Cycling Plus

I got skills, they’re multiplying

Not all that long ago, it appeared that road racing at the highest level was being won by the specialist. As more resources poured into the sport and riders trained better and were more orientated towards increasingly narrow goals, the age of the specialist grew.

Riders were increasingly doing one thing and doing it well, whether that was opting to concentrate on one strand of cycle sport, or a niche within road racing, such as chasing grand-tour victory, one-day Classics or time trialling. It’s also long been common for a rider to transition from one sport to another: Geraint Thomas was an Olympic gold medal winner on the track long before he won the Tour de France; and 13 years prior to winning the yellow jersey, Cadel Evans won the mountain bike cross-country World Cup twice.

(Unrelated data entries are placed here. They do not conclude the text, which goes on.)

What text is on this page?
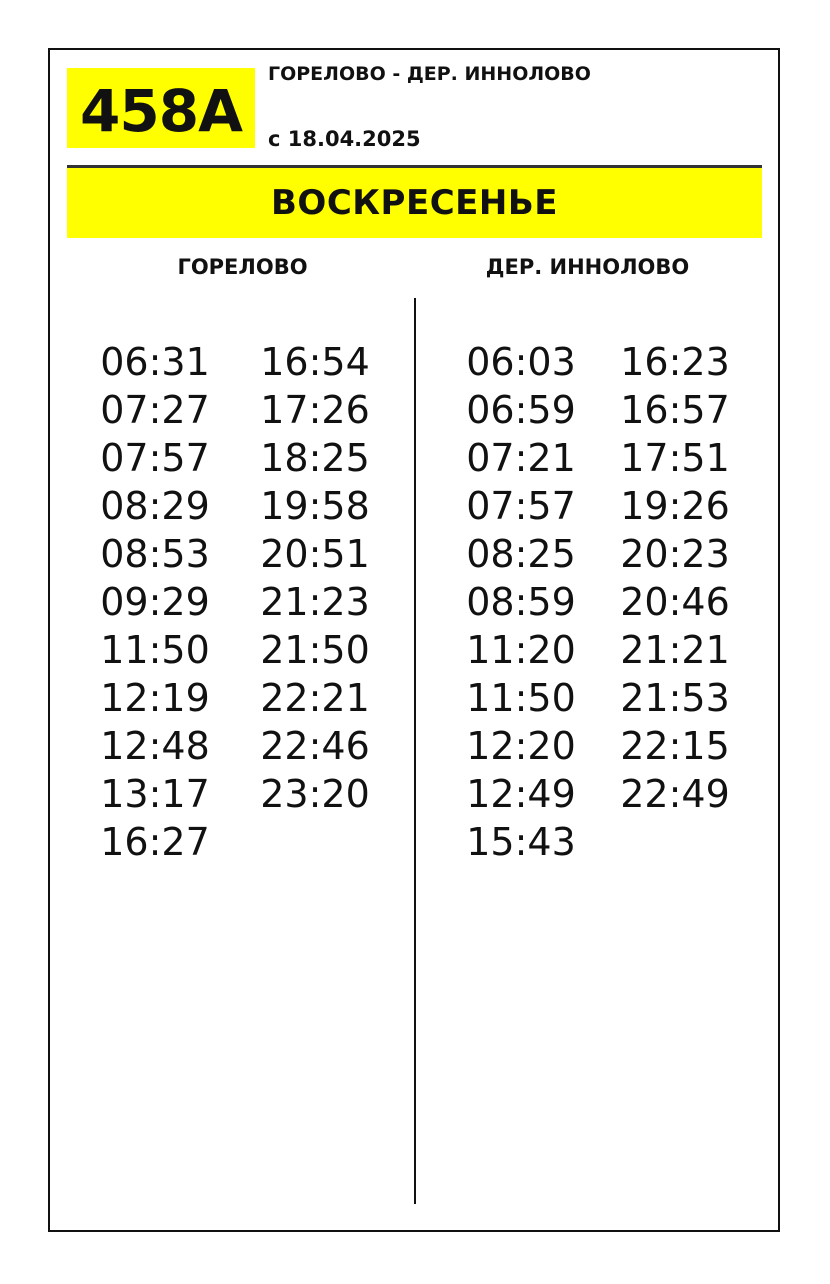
458А
ГОРЕЛОВО - ДЕР. ИННОЛОВО
с 18.04.2025
ВОСКРЕСЕНЬЕ
ГОРЕЛОВО	ДЕР. ИННОЛОВО
06:31
07:27
07:57
08:29
08:53
09:29
11:50
12:19
12:48
13:17
16:27
16:54
17:26
18:25
19:58
20:51
21:23
21:50
22:21
22:46
23:20
06:03
06:59
07:21
07:57
08:25
08:59
11:20
11:50
12:20
12:49
15:43
16:23
16:57
17:51
19:26
20:23
20:46
21:21
21:53
22:15
22:49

As multi-talented as these riders are, their success came when concentrating on one sport at a time. Times are changing, however, and the new stars on the road have names as recognised in Cycling Plus’s sibling title MBUK as they are here. If we had track, cyclo-cross or gravel magazine titles, those lines would be further blurred. There are riders performing at the highest level in different cycle-sport genres at the same time. Marianne Vos won the cyclo-cross world championship seven times during her peak road-racing years and was perhaps the prototype for the new generation of stars, such as Tom Pidcock, Mathieu van der Poel and Wout Van Aert, who also juggle their careers like this.